At a Cultural Forum, Attention to the UNESCO Convention Concerning the Protection of the World Cultural and Natural Heritage


2021 02 11


Today, in an online video conference, a cultural forum organised at the initiative of the President of the Republic of Lithuania, Lithuania and UNESCO: Are We Carrying Out Our Promise to Ourselves and to the World? 

During the online video conference, participants discussed the latest developments regarding legal aspects of the protection of UNESCO World Heritage sites of exceptional value in Lithuania, governance problems, and issues regarding promotion of activities, research, education and community involvement.
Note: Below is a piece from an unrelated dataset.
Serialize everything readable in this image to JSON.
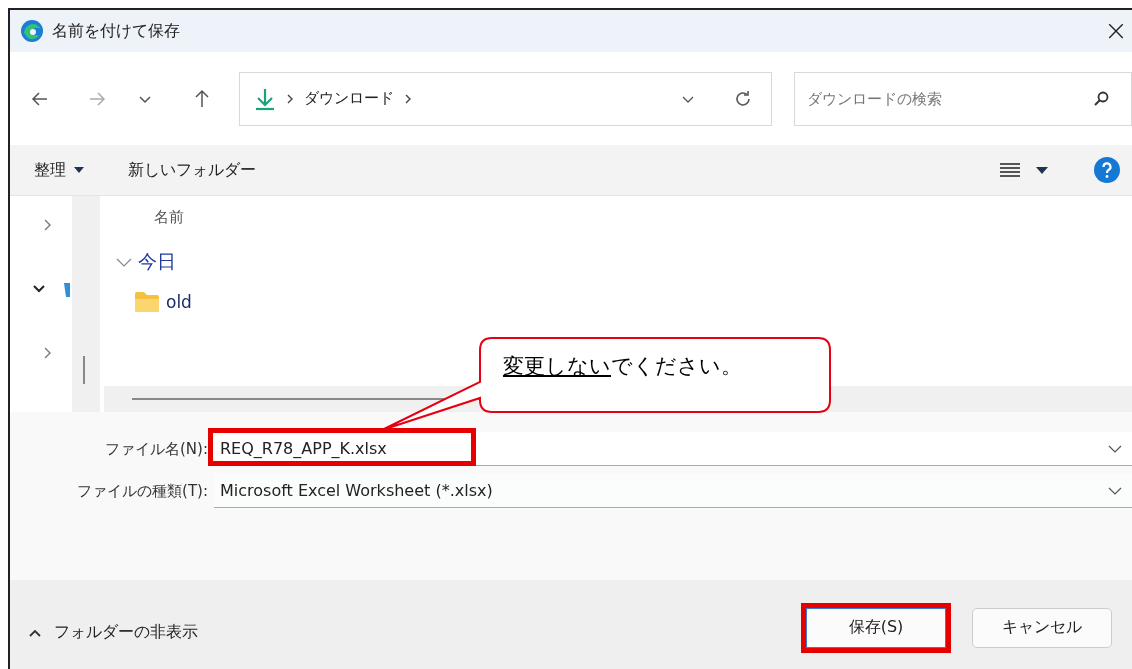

With the Forum, it was sought to draw attention to a pair of significant anniversaries: this year, we mark the 30th anniversary of Lithuania's joining of UNESCO, and next year we will mark the 30th anniversary of Lithuania's signing of the UNESCO Convention Concerning the Protection of the World Cultural and Natural Heritage. However, the Convention's provisions have yet to be incorporated into Lithuania's body of law. Seeking to accelerate resolution of this problem, several possible means of legal regulation were proposed in the Forum, and it was decided to assemble a working group which would present its proposals no later than this summer.

According to the Minister of Culture Simonas Kairys, the UNESCO Convention Concerning the Protection of the World Cultural and Natural Heritage for the first time put forth the principle that the world's heritage belongs to all humanity, and responsibility for the safeguarding of heritage sites and handing them down to future generations is not just a matter for the particular country in which such sites happen to be, but also for the entire international community.

“Although it is often attempted in public discussion to portray UNESCO as a collection of restrictions, I am pleased to note that more and more often, we see that this organisation is treated with great respect, for the opportunities it provides and for the potential it presents for tourism. When speaking about UNESCO, we often focus on heritage, but we too often forget that this organisation covers a broader spectrum of issues.

I am pleased that in today’s discussion, there was clearly an understanding, when speaking about UNESCO, that we should place greater emphasis on sustainable development and quality, which are quite near and dear to contemporary society and the state. So I invite us all to see the UNESCO Convention as a tremendous opportunity to take a significant step forward, an opportunity to renew our appreciation for the significance of World Heritage status and the responsibility that comes with it,” said the Minister Kairys.

Four Lithuanian heritage sites have been listed on the UNESCO World Heritage List: Vilnius Historic Centre, Curonian Spit, Kernavė Archaeological Site and Struve Geodetic Arc. Kaunas Modernist Architecture has also been submitted for consideration to be inscribed on the List.